Poland’s American Film Festival readies for its — lucky — 13th edition, unspooling Nov. 8-13 in Wrocław.
The fest, which will open with “Bones and All” and close with Florian Zeller’s “The Son,” will once again combine classics with contemporary titles, for instance pairing Nancy Buirski’s doc “Desperate Souls, Dark City and the Legend of Midnight Cowboy” with John Schlesinger’s Oscar-winner, or introducing retrospectives dedicated to Robert Altman and Nina Menkes.
Menkes — behind “Brainwashed: Sex-Camera-Power” — will also get AFF’s Indie Star Award. Previous recipients include Todd Solondz, David Gordon Green, Hal Hartley, Whit Stillman, Rosanna Arquette and John Waters, who came to Poland last year.
“It was amazing,” Waters tells Variety, and he was “pleasantly surprised and flattered” by the local audience’s knowledge of his work.
“They really knew who I was! My favorite thing happened during a Q&A, when this man, who looked like an old Communist, talked about seeing ‘Cry Baby.’ He said: ‘When Willem Dafoe slapped Johnny Depp on the ass, I knew I was gay.’ The audience went crazy. I called Willem right away.”
“It was my favorite memory, seeing what films can do to people in foreign lands. It was a very welcoming country. And the city, even though the woman at the airline gate couldn’t even pronounce its name,” he adds.
“There is no more asking: ‘Why are you guys doing it, in this strange place?’,” agrees festival director Ula Śniegowska, crediting AFF’s sister event New Horizons Film Festival, now in its 23rd edition, with raising its international profile.
But although founder Roman Gutek, now president of the New Horizons Assn., originally wanted to draw attention to directors like Jim Jarmusch and Gus Van Sant, she says, the American indie film scene is not the same anymore.
“Todd Solondz told us he doesn’t want to be ‘independent’: he wants to get money for his films. This European idea of what constitutes a real ‘auteur’ doesn’t apply to the U.S. There is no public funding, so ‘new Jarmusches’ often don’t get to develop their own language before accepting offers from the big studios,” she says.
Śniegowska mentions Colin Trevorrow, who won the fest’s Spectrum competition in 2012 with “Safety Not Guaranteed.”
“The award came with $10,000 and he was very happy about it.
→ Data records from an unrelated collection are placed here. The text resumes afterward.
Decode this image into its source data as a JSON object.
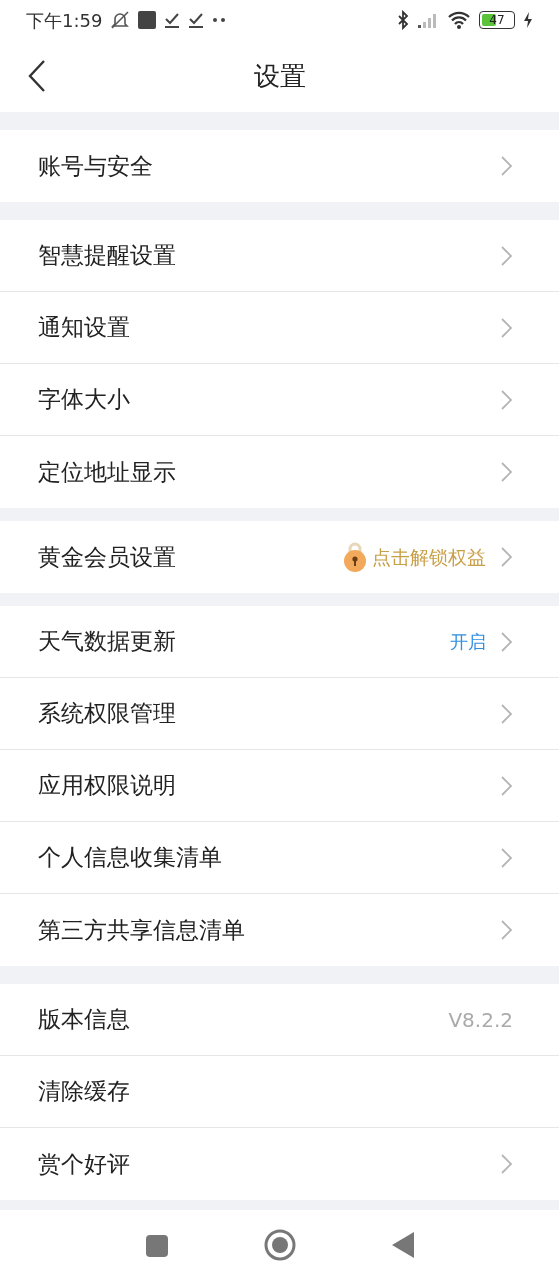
{
  "status_bar": {
    "time": "下午1:59",
    "battery": "47"
  },
  "header": {
    "title": "设置"
  },
  "sections": [
    {
      "items": [
        {
          "label": "账号与安全",
          "chevron": true
        }
      ]
    },
    {
      "items": [
        {
          "label": "智慧提醒设置",
          "chevron": true
        },
        {
          "label": "通知设置",
          "chevron": true
        },
        {
          "label": "字体大小",
          "chevron": true
        },
        {
          "label": "定位地址显示",
          "chevron": true
        }
      ]
    },
    {
      "items": [
        {
          "label": "黄金会员设置",
          "chevron": true,
          "value": {
            "kind": "unlock",
            "text": "点击解锁权益"
          }
        }
      ]
    },
    {
      "items": [
        {
          "label": "天气数据更新",
          "chevron": true,
          "value": {
            "kind": "status",
            "text": "开启"
          }
        },
        {
          "label": "系统权限管理",
          "chevron": true
        },
        {
          "label": "应用权限说明",
          "chevron": true
        },
        {
          "label": "个人信息收集清单",
          "chevron": true
        },
        {
          "label": "第三方共享信息清单",
          "chevron": true
        }
      ]
    },
    {
      "items": [
        {
          "label": "版本信息",
          "chevron": false,
          "value": {
            "kind": "version",
            "text": "V8.2.2"
          }
        },
        {
          "label": "清除缓存",
          "chevron": false
        },
        {
          "label": "赏个好评",
          "chevron": true
        }
      ]
    }
  ]
}
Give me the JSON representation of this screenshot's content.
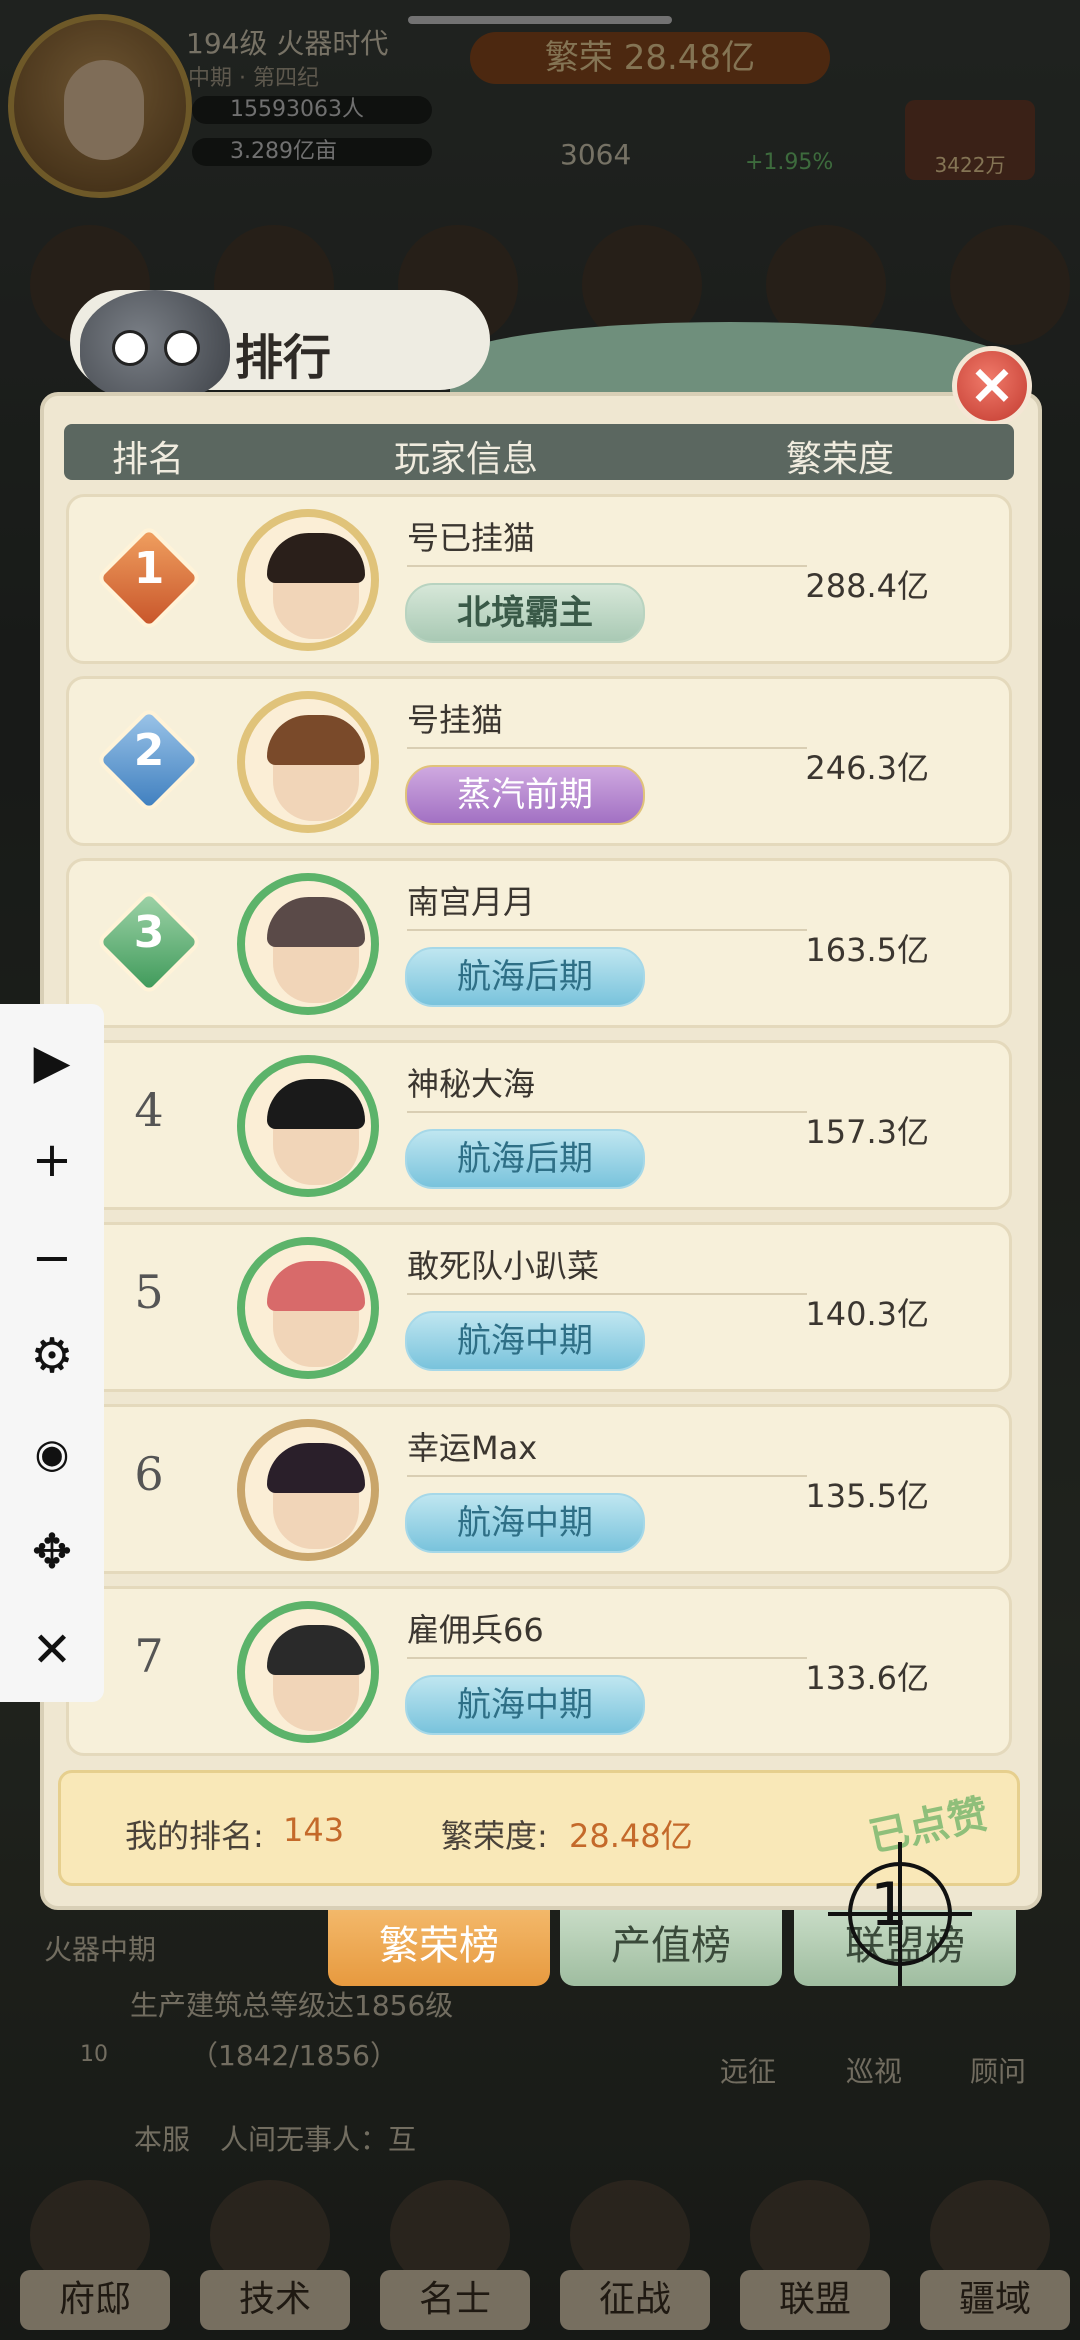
{
  "hud": {
    "level_age": "194级 火器时代",
    "period": "中期 · 第四纪",
    "population": "15593063人",
    "land": "3.289亿亩",
    "prosperity": "繁荣 28.48亿",
    "gems": "3064",
    "growth": "+1.95%",
    "gold": "3422万"
  },
  "panel": {
    "title": "排行",
    "close_icon": "close-icon",
    "header": {
      "rank": "排名",
      "player": "玩家信息",
      "prosperity": "繁荣度"
    }
  },
  "rows": [
    {
      "rank": "1",
      "name": "号已挂猫",
      "era": "北境霸主",
      "era_style": "green",
      "value": "288.4亿"
    },
    {
      "rank": "2",
      "name": "号挂猫",
      "era": "蒸汽前期",
      "era_style": "purple",
      "value": "246.3亿"
    },
    {
      "rank": "3",
      "name": "南宫月月",
      "era": "航海后期",
      "era_style": "blue",
      "value": "163.5亿"
    },
    {
      "rank": "4",
      "name": "神秘大海",
      "era": "航海后期",
      "era_style": "blue",
      "value": "157.3亿"
    },
    {
      "rank": "5",
      "name": "敢死队小趴菜",
      "era": "航海中期",
      "era_style": "blue",
      "value": "140.3亿"
    },
    {
      "rank": "6",
      "name": "幸运Max",
      "era": "航海中期",
      "era_style": "blue",
      "value": "135.5亿"
    },
    {
      "rank": "7",
      "name": "雇佣兵66",
      "era": "航海中期",
      "era_style": "blue",
      "value": "133.6亿"
    }
  ],
  "footer": {
    "my_rank_label": "我的排名:",
    "my_rank": "143",
    "my_prosperity_label": "繁荣度:",
    "my_prosperity": "28.48亿",
    "liked": "已点赞"
  },
  "tabs": [
    "繁荣榜",
    "产值榜",
    "联盟榜"
  ],
  "cursor_label": "1",
  "float_toolbar": [
    "play-icon",
    "plus-icon",
    "minus-icon",
    "gear-icon",
    "eye-off-icon",
    "move-icon",
    "close-icon"
  ],
  "background": {
    "era_tag": "火器中期",
    "task": "生产建筑总等级达1856级",
    "task_progress": "（1842/1856）",
    "task_count": "10",
    "chat_channel": "本服",
    "chat_text": "人间无事人：互",
    "side_labels": [
      "远征",
      "巡视",
      "顾问"
    ]
  },
  "bottom_nav": [
    "府邸",
    "技术",
    "名士",
    "征战",
    "联盟",
    "疆域"
  ]
}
Few months later it was announced he was going to direct ‘Jurassic World.’ I thought to myself: ‘What do you need these $10,000 for?!’” she laughs.
While discovering new talent before Hollywood — or streamers — come calling has become tricky, the fest, which has welcomed the likes of Tye Sheridan and John Carroll Lynch, has built a tight-knit community of filmmakers, one that features “Saint Frances” duo Alex Thompson and Kelly O’Sullivan, now back with “Rounding.”
“We encountered packed houses and opportunities to connect and engage with some of the greatest working filmmakers around the globe. There were no boundaries or distinctions, but a pure love of cinema,” says Thompson. “It’s perhaps the coolest film festival in the world.”
Producer Laura Heberton has been a regular since 2011, when she was a producer on helmer Andrew Semans (AFF screener “Resurrection”) feature “Nancy, Please,” which was part of AFF’s industry event U.S. in Progress, which connects buyers and Polish post-production companies with selected projects in final production stages.
This year, alongside case studies dedicated to Agnieszka Smoczyńska’s “Silent Twins” and Małgorzata Szumowska and Michał Englert’s “Infinite Storm,” it will also spotlight three Polish and four Ukrainian projects.
“I found it intriguing that someone there would want to shine a spotlight on the rapidly evolving American indie scene. Looking back, they really were quite prescient to create what they did,” says Heberton.
“I am grateful to have been a small part of their decade-plus growth. They check in with me all the time; it’s definitely an ongoing relationship,” she adds.
“Personally, I loved seeing my movie with Polish subtitles,” adds U.S. in Progress alumni Pete Ohs, whose “Jethica” was given its first “stamp of approval” in Wrocław. Now, it will compete alongside Marian Mathias’ “Runner,” Alex Lehmann’s “Acidman” and Rob Rice’s “Way Out Ahead of Us.”
“Sometimes, we are the only place in Europe that will show these films,” says Śniegowska, recalling many adventures of the past 13 years, including the time when Whit Stillman went on a tour of nearby castle stables in his white pants.
“Needless to say, they needed a proper wash after that.”